Da infância aristocrática passada no Porto, sua cidade berço, retém a sua obra poética e ficcional vivências de intensidade variável, momentos de confronto afectuoso com os seres e as coisas, ensinamentos incomunicáveis, lugares marcantes como a quinta da família, no Campo Alegre, onde hoje se encontra instalado o Jardim Botânico, mas também a praia da Granja, que lhe despertou a paixão pelo mar. Nos seus fluxos e refluxos, o mar, lugar de inteireza e via de encontro, marcou intensamente a sua produção literária, em verso e em prosa, nela ocupando um lugar central como demonstram os títulos Dia do Mar (1947), Coral (1950), Mar Novo (1958), Navegações (1983), Ilhas (1989), Búzio de Cós e outros poemas (1997), Histórias da Terra e do Mar (contos, 1984), A Menina do Mar (1958), este último um clássico da literatura para crianças e jovens que, juntamente com A Fada Oriana (1958) ou O Cavaleiro da Dinamarca (1964), começou por destinar aos seus filhos.

A frequência do curso de Filologia Clássica na Faculdade de Letras da Universidade de Lisboa, que decidiu abandonar em 1939, proporcionou-lhe um primeiro contacto com a civilização grega, que depois aprofundou, com olhar admirativo, nas sucessivas viagens feitas à Grécia, ao longo da vida. O fascínio pela Hélade e a sua cultura (autores, figuras históricas e mitológicas, lugares…) reflecte-se abundantemente nos seus poemas, que ora optam pela glosa de motivos helénicos, ora pela alusão fugidia.
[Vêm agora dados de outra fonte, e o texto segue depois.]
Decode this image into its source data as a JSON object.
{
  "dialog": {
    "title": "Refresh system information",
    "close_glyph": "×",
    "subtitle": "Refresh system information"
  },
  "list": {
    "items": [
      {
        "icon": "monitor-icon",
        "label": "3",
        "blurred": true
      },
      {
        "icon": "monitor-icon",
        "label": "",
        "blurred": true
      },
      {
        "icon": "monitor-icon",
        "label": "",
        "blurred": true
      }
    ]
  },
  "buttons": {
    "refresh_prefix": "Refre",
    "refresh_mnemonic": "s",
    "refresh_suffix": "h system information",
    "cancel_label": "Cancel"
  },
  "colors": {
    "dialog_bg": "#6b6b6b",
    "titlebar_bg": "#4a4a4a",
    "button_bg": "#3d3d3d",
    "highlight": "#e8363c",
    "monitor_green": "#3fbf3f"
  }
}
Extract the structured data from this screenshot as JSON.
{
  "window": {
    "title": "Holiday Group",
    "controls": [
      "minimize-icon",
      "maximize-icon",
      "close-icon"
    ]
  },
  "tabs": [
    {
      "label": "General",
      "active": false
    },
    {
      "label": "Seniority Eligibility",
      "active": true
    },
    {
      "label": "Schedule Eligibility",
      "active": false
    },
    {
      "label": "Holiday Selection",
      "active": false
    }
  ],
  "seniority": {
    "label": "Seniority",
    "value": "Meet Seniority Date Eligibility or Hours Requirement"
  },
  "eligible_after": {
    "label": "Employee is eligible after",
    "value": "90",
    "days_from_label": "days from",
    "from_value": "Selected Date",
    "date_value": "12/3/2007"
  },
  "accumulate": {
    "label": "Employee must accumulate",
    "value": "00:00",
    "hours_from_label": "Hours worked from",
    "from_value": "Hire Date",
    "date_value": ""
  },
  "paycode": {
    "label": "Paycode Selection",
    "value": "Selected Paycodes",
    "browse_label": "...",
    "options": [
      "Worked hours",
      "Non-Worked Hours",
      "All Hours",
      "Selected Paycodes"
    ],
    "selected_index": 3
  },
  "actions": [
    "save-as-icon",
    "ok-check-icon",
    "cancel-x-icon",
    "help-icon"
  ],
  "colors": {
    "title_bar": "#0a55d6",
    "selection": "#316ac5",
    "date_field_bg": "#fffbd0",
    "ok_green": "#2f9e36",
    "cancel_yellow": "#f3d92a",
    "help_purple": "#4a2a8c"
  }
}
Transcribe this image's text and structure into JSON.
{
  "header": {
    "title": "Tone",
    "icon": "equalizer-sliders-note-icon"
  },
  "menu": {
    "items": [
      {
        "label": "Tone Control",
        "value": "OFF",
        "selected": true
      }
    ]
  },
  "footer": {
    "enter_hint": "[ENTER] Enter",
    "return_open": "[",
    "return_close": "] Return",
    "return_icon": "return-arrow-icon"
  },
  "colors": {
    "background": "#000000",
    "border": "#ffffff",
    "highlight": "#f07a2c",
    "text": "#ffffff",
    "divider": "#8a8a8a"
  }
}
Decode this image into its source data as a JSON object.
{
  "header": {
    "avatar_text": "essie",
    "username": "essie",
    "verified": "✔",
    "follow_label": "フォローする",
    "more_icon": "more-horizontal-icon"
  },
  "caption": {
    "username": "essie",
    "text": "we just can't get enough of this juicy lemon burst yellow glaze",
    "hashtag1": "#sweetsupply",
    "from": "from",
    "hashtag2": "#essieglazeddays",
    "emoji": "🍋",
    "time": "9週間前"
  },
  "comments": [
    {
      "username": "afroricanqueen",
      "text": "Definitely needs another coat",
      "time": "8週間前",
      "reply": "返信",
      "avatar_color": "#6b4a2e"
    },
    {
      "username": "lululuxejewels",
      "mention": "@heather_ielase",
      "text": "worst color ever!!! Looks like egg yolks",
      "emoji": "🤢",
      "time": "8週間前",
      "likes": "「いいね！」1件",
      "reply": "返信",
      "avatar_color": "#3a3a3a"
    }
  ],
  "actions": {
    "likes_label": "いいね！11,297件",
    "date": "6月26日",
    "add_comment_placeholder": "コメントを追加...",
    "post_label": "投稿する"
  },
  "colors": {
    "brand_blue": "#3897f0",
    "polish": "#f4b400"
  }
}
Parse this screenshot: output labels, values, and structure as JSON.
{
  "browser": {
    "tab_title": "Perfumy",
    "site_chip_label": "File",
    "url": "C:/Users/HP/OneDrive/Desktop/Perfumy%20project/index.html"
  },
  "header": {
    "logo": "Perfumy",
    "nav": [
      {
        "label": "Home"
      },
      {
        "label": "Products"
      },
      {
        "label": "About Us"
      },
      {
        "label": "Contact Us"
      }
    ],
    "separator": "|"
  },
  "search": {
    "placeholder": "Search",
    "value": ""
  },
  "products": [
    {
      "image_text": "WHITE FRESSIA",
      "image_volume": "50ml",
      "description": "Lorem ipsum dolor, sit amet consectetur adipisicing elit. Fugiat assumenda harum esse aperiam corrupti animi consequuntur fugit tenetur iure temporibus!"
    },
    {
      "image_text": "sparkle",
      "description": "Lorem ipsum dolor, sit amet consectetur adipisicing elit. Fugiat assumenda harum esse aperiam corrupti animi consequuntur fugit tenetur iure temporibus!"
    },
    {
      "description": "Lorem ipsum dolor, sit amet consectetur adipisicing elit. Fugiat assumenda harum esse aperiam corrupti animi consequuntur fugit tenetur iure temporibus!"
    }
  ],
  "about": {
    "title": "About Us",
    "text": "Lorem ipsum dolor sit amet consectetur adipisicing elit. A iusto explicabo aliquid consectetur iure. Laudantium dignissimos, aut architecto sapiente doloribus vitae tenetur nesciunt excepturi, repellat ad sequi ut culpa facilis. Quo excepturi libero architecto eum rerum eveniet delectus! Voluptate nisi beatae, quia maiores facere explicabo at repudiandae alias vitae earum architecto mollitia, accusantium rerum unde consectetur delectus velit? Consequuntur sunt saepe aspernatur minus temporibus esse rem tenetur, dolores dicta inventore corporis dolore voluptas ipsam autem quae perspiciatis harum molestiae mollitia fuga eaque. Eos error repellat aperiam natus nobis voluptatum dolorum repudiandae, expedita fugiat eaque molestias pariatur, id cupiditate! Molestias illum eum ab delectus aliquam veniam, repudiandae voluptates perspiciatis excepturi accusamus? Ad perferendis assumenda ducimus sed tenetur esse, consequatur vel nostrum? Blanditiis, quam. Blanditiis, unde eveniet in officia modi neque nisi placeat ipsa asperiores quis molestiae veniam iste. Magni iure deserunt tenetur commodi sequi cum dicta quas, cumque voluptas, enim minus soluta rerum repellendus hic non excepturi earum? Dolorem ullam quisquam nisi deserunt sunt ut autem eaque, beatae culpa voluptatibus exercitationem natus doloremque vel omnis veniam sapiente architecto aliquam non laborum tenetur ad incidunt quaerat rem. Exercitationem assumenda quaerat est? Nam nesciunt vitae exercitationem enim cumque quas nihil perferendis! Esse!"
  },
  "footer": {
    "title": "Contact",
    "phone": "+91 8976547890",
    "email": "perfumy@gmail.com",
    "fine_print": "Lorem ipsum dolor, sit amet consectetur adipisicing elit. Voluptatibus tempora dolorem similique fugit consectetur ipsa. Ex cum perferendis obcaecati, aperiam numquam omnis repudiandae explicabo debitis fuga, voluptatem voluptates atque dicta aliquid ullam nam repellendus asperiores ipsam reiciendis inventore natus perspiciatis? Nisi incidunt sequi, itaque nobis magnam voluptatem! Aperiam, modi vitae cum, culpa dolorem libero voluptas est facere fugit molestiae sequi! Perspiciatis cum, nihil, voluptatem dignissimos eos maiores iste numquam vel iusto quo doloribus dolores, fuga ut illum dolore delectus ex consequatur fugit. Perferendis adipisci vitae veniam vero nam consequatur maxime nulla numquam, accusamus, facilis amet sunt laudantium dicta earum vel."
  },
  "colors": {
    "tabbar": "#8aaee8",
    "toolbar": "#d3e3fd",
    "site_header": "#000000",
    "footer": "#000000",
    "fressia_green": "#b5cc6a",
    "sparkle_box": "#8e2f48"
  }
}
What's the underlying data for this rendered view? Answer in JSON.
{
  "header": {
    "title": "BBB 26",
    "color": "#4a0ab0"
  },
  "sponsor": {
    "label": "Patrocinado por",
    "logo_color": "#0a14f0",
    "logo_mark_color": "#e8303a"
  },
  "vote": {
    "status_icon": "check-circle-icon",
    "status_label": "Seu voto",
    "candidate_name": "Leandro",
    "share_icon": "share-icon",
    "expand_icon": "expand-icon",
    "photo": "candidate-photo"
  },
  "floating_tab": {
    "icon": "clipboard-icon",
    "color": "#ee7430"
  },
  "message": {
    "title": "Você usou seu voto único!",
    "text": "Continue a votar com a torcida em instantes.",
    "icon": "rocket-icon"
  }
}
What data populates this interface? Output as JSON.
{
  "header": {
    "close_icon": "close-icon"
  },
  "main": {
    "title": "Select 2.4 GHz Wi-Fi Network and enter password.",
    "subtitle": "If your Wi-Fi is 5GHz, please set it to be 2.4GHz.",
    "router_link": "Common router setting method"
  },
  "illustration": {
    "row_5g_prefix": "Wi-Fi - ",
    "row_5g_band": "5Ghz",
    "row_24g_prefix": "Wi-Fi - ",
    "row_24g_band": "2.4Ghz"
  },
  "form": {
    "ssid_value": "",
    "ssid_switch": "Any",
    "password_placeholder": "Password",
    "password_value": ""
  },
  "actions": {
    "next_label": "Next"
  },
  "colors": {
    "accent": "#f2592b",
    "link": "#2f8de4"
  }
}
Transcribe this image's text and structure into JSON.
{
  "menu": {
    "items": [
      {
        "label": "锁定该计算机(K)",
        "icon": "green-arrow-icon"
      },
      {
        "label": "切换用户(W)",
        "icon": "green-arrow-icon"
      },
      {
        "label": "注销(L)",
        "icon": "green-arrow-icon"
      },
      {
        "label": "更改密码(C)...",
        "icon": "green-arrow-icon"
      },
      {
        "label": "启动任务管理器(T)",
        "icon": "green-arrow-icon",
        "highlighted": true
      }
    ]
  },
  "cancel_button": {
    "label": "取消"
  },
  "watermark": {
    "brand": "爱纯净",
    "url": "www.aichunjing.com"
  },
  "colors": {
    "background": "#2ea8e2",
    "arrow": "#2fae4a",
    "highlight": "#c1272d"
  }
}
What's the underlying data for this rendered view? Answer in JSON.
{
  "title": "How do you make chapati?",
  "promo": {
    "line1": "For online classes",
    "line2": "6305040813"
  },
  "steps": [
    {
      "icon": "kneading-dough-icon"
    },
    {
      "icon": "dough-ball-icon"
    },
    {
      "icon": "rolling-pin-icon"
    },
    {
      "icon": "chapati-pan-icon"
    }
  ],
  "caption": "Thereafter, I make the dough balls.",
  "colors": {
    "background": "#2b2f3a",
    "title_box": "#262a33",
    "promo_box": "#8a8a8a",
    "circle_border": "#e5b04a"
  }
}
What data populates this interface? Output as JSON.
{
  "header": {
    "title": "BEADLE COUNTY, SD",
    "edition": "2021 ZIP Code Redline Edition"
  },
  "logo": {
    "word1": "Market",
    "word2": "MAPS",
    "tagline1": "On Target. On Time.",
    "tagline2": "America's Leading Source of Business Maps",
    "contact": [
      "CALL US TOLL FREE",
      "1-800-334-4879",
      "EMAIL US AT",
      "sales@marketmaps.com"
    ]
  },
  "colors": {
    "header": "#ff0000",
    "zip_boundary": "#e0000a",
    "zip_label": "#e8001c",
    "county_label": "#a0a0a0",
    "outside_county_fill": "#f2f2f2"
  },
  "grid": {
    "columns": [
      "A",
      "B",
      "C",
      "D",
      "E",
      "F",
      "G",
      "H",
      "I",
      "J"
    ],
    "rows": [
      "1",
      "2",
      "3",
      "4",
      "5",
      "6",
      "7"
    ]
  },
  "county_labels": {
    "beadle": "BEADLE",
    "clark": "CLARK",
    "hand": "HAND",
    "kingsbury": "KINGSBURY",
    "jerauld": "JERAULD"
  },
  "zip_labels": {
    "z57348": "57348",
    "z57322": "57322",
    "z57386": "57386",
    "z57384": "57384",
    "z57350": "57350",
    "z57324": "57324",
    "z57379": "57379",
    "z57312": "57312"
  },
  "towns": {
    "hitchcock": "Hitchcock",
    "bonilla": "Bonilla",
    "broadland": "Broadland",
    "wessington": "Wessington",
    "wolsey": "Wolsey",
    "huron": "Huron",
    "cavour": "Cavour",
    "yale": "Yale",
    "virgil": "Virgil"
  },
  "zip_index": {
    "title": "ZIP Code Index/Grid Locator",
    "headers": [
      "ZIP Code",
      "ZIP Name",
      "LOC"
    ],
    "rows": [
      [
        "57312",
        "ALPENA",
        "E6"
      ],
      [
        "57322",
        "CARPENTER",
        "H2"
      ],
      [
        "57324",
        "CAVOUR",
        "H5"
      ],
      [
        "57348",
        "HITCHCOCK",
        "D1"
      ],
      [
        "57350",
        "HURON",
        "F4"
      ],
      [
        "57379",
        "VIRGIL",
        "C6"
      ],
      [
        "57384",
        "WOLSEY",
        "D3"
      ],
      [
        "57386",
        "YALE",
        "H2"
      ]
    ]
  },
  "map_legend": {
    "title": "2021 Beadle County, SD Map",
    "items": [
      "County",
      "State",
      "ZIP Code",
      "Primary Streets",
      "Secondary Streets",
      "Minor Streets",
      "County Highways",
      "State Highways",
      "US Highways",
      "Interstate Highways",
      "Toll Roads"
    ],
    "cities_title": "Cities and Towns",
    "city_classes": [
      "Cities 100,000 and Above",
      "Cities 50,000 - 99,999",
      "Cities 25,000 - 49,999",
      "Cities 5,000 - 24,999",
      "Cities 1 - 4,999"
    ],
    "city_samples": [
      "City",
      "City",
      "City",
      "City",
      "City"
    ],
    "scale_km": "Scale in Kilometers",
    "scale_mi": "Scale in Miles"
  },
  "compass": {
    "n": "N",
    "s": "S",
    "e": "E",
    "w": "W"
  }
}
Nos começos do seu itinerário poético – iniciado com o volume Poesia (1944) – Sophia deixou o seu nome ligado à revista Cadernos de Poesia, aí tendo estabelecido fortes laços de amizade, nomeadamente com Ruy Cinatti e Jorge de Sena com quem se correspondeu. No tempo de mordaça e de repressão que lhe coube viver, Sophia, que corajosamente se opôs ao regime ditatorial de Salazar – o «velho abutre» – sabia que «até a voz do mar se torna exílio/ E a luz que nos rodeia é como grades» (Tempo Dividido, 1959).

Co-fundadora da Comissão Nacional de Socorro aos Presos Políticos, presidente da Assembleia Geral da Associação Portuguesa de Escritores, manteve, depois do 25 de Abril, uma actuação cívica de relevo, tendo sido deputada à Assembleia constituinte pelo círculo do Porto.

Sophia deixou no Livro Sexto uma «Inscrição» justamente celebrada: «Quando eu morrer voltarei para buscar/ Os instantes que não vivi junto do mar».